Taking Care of Your Baby’s Skin

The human body is about 70% water and water are essential to the normal working of the body. It lubricates the joints and eyes, aids digestion, flushes out waste and toxins, and keeps skin healthy. Even though the body is mainly made up of water, the percentage only has to decrease by a small amount for dehydration to occur.

How to Take Care of Your New Born’s Skin 

A baby’s skin is usually silky and smooth and the healthiest skin that medical professionals see. But baby skin is much thinner than that of adults resulting in increased permeability and diminished protection against various harmful substances. Baby skin, with the exception of the area covered by a diaper, does not require as much cleansing as adult skin. Only mild, acidic skin cleansing products should be used. Fragrance-free mild cleansing lotions with moisturizing additives are recommended as well as oils for very dry skin. It is best to apply oil after the bath when the skin has already been dried. All skincare products for babies should be free of irritants or allergens.

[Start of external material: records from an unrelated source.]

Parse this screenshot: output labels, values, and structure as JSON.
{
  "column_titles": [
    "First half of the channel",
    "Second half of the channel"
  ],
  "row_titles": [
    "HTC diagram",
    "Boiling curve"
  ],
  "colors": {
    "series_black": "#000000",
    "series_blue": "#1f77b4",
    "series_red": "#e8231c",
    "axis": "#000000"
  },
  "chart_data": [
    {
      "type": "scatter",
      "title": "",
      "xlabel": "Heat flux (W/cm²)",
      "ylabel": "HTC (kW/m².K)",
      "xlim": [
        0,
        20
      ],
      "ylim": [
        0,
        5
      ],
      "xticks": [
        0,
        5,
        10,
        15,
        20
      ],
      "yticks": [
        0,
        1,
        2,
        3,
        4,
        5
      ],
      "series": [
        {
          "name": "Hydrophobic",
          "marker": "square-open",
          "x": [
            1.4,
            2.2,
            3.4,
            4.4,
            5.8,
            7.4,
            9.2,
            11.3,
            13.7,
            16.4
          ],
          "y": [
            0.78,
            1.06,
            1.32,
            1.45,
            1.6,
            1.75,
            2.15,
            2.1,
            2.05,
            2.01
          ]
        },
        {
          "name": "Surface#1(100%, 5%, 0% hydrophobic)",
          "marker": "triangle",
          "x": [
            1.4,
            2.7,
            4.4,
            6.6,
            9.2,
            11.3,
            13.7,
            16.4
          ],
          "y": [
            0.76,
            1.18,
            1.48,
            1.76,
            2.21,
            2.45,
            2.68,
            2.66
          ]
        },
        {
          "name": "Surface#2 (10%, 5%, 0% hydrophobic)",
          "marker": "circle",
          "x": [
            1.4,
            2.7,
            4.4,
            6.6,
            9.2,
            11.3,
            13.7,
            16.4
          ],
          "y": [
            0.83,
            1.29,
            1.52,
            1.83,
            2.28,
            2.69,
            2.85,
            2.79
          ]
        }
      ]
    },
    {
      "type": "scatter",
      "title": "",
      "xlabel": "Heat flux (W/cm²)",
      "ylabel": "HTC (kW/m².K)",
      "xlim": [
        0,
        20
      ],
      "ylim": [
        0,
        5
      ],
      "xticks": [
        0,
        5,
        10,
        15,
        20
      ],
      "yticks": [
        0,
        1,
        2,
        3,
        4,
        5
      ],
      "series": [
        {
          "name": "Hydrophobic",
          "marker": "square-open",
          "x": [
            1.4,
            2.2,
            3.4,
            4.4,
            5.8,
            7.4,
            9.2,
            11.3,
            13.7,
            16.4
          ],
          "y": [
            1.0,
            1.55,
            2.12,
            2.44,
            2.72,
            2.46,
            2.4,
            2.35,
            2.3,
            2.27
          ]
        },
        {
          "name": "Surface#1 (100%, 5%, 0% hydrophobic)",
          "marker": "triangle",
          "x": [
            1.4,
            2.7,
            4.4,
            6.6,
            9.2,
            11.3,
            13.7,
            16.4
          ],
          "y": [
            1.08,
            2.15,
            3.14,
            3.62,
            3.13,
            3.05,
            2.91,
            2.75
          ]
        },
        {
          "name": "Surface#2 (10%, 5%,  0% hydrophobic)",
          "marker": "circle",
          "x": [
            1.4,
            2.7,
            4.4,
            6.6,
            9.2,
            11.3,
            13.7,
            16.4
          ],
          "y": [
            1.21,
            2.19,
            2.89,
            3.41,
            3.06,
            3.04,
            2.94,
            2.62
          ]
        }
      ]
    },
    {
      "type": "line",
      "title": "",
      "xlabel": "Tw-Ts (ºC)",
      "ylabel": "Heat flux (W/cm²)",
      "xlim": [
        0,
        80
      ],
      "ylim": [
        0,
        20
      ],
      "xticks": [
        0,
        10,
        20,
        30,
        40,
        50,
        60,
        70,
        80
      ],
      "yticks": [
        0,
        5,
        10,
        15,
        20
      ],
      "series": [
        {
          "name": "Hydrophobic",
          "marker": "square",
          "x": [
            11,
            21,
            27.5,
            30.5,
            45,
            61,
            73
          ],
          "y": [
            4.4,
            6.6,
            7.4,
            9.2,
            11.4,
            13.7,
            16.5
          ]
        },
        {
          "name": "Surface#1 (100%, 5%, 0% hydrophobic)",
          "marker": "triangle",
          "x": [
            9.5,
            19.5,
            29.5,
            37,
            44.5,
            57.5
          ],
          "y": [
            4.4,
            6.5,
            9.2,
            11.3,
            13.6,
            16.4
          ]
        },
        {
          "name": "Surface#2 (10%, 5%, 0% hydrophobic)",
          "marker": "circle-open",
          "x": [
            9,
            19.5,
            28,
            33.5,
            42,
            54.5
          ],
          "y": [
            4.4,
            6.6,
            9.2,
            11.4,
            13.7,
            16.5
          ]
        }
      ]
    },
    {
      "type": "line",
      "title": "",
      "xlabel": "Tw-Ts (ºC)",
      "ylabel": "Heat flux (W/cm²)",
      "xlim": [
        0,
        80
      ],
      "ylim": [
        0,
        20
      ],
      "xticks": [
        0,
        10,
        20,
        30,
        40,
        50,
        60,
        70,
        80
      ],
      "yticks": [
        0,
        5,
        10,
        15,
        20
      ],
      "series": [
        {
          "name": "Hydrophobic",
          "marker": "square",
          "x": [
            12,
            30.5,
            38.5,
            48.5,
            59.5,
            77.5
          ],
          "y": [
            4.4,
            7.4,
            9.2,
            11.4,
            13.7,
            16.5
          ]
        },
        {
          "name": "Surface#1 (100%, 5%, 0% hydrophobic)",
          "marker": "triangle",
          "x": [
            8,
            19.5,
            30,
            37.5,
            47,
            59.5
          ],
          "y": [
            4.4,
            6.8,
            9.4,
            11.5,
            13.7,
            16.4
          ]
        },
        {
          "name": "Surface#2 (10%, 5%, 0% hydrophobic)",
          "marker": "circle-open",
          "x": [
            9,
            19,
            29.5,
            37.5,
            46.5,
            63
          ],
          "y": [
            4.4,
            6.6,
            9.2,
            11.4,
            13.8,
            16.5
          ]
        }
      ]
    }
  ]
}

Babies can be at the most risk from damage to their skin, this damage can even lead to wrinkles on the baby’s skin. This is why it is so important to protect babies from the sun with the appropriate clothing, hats, and sunscreen as well as limiting their exposure to the sun during its most intense hours – usually between 10 am and 4 pm.

With new babies, their skin is not fully developed and can easily be dried out. This makes it more sensitive so that extra care is needed particularly when choosing baby products, clothes, at bath times, and when out in the sun. Sensitive skin should not be confused with an allergy. Some babies’ skin will feel itchy or uncomfortable when wool is placed next to them but this is not because the skin is allergic to the wool but rather that the skin is sensitive to the pricking effect of the wool fibers. A fabric conditioner can help here but it should be hypoallergenic and dermatologically tested.

Babies and Eczema

Eczema symptoms can often occur in infancy. Almost 30% of all newborn babies carry the risk of developing the condition. These symptoms include cracks behind the ears and dryness and itchiness on the elbows, backs of the knees, cheeks, and sometimes other areas of the body. This must be treated and moisturized as babies will want to scratch or even find relief by aggressively rubbing against the mattress or any other hard surface. Nails should be kept short and cotton mittens are worn while the treatment is healing. Make sure the baby is not too warm at night. Fortunately, 75% of children grow out of eczema before they reach their mid-teens. From heat rash and dry skin to cradle cap and eczema, a baby’s skin is sensitive and needs careful attention and care.